Versions (relevant - OpenSearch/Dashboard/Server OS/Browser):

Describe the issue:

In several OpenSearch projects we’ve seen stemming introduce noise early in the pipeline, especially in multilingual setups.

For example:

  • “organization” → “organ”

  • “news” → “new”

  • “united” → “unit”

These kinds of transformations collapse unrelated terms into the same form, which affects matching quality and introduces noise into the index.

In practice, this often leads to:

  • less precise retrieval

  • more reliance on query-side complexity (ngrams, fuzzy, etc.)

  • inconsistent behavior across languages

We’ve been exploring an alternative approach using a lightweight plugin that adds proper lemmatization and decompounding before indexing.
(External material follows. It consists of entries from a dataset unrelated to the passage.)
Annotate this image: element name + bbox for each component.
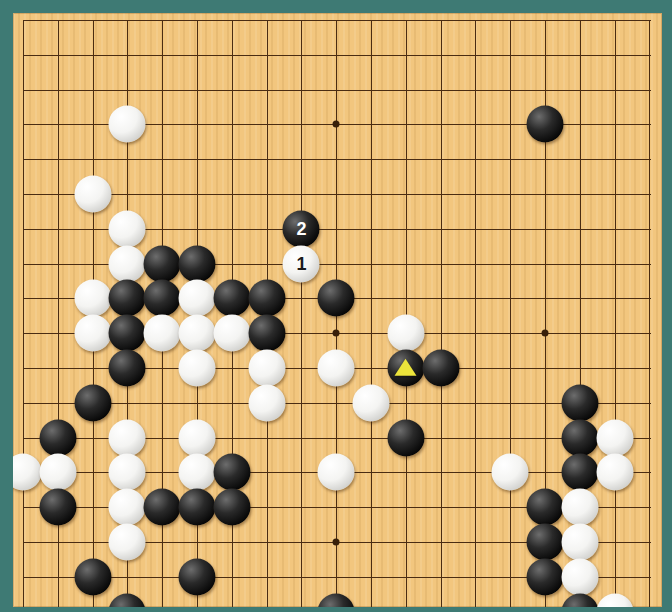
stone-black[interactable] (109, 315, 146, 352)
stone-white[interactable] (179, 454, 216, 491)
stone-black[interactable] (74, 384, 111, 421)
app-frame: 21 (0, 0, 672, 612)
stone-white[interactable] (318, 454, 355, 491)
stone-white[interactable] (144, 315, 181, 352)
star-point (542, 330, 549, 337)
stone-white[interactable] (74, 315, 111, 352)
star-point (333, 330, 340, 337)
stone-white[interactable] (109, 245, 146, 282)
stone-black[interactable] (109, 280, 146, 317)
stone-black[interactable] (387, 419, 424, 456)
stone-black[interactable] (179, 245, 216, 282)
stone-black[interactable] (179, 558, 216, 595)
stone-black[interactable] (527, 489, 564, 526)
stone-white[interactable] (109, 210, 146, 247)
move-number-label: 1 (296, 255, 306, 273)
stone-white[interactable] (596, 454, 633, 491)
stone-black[interactable] (248, 315, 285, 352)
stone-white[interactable] (179, 419, 216, 456)
stone-white[interactable] (248, 384, 285, 421)
stone-white[interactable] (387, 315, 424, 352)
stone-white[interactable] (492, 454, 529, 491)
stone-white[interactable] (179, 315, 216, 352)
go-board[interactable]: 21 (13, 13, 662, 607)
stone-white[interactable] (109, 106, 146, 143)
stone-white[interactable] (109, 454, 146, 491)
stone-white[interactable] (39, 454, 76, 491)
stone-black[interactable] (248, 280, 285, 317)
move-number-label: 2 (296, 220, 306, 238)
stone-white[interactable] (353, 384, 390, 421)
stone-black[interactable] (318, 280, 355, 317)
stone-black[interactable] (527, 106, 564, 143)
stone-white[interactable] (596, 419, 633, 456)
stone-white[interactable] (109, 489, 146, 526)
stone-black[interactable] (213, 454, 250, 491)
stone-black[interactable] (527, 524, 564, 561)
stone-white[interactable] (109, 419, 146, 456)
stone-black[interactable] (387, 350, 424, 387)
stone-white[interactable] (248, 350, 285, 387)
stone-white[interactable] (74, 176, 111, 213)
stone-black[interactable] (422, 350, 459, 387)
stone-black[interactable] (213, 280, 250, 317)
stone-black[interactable] (74, 558, 111, 595)
stone-white[interactable] (561, 558, 598, 595)
stone-black[interactable] (39, 489, 76, 526)
stone-black[interactable] (144, 489, 181, 526)
stone-black[interactable] (561, 419, 598, 456)
stone-black[interactable] (109, 350, 146, 387)
stone-black[interactable] (144, 245, 181, 282)
star-point (333, 539, 340, 546)
stone-white[interactable] (109, 524, 146, 561)
stone-black[interactable] (144, 280, 181, 317)
stone-black[interactable] (213, 489, 250, 526)
triangle-marker-icon (395, 358, 417, 375)
stone-black[interactable] (561, 454, 598, 491)
stone-white[interactable] (213, 315, 250, 352)
stone-white[interactable] (74, 280, 111, 317)
stone-black[interactable] (561, 384, 598, 421)
stone-white[interactable]: 1 (283, 245, 320, 282)
stone-black[interactable] (179, 489, 216, 526)
stone-black[interactable]: 2 (283, 210, 320, 247)
stone-black[interactable] (527, 558, 564, 595)
stone-white[interactable] (179, 280, 216, 317)
stone-white[interactable] (561, 524, 598, 561)
stone-white[interactable] (561, 489, 598, 526)
stone-black[interactable] (39, 419, 76, 456)
stone-white[interactable] (179, 350, 216, 387)
star-point (333, 121, 340, 128)
stone-white[interactable] (318, 350, 355, 387)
It’s simple to integrate and doesn’t require changes to query logic.

So far, we’re seeing improvements in:

  • lexical matching

  • index quality

  • consistency (also when combined with semantic search)

More detailed examples here:
https://www.linkedin.com/pulse/how-increase-search-relevance-elasticsearch-better-text-tony-chac%C3%B3n-arkic

Curious how others are handling this kind of issue.

Configuration:

  1. OpenSearch (standard analyzers with stemming)
  2. Multilingual datasets
  3. Combination of lexical and semantic search in some cases

Relevant Logs or Screenshots:

One thing we’re seeing is that many teams compensate with ngrams/fuzzy or move to semantic but the normalization layer is still noisy.

Curious if anyone has tried improving normalization before indexing instead?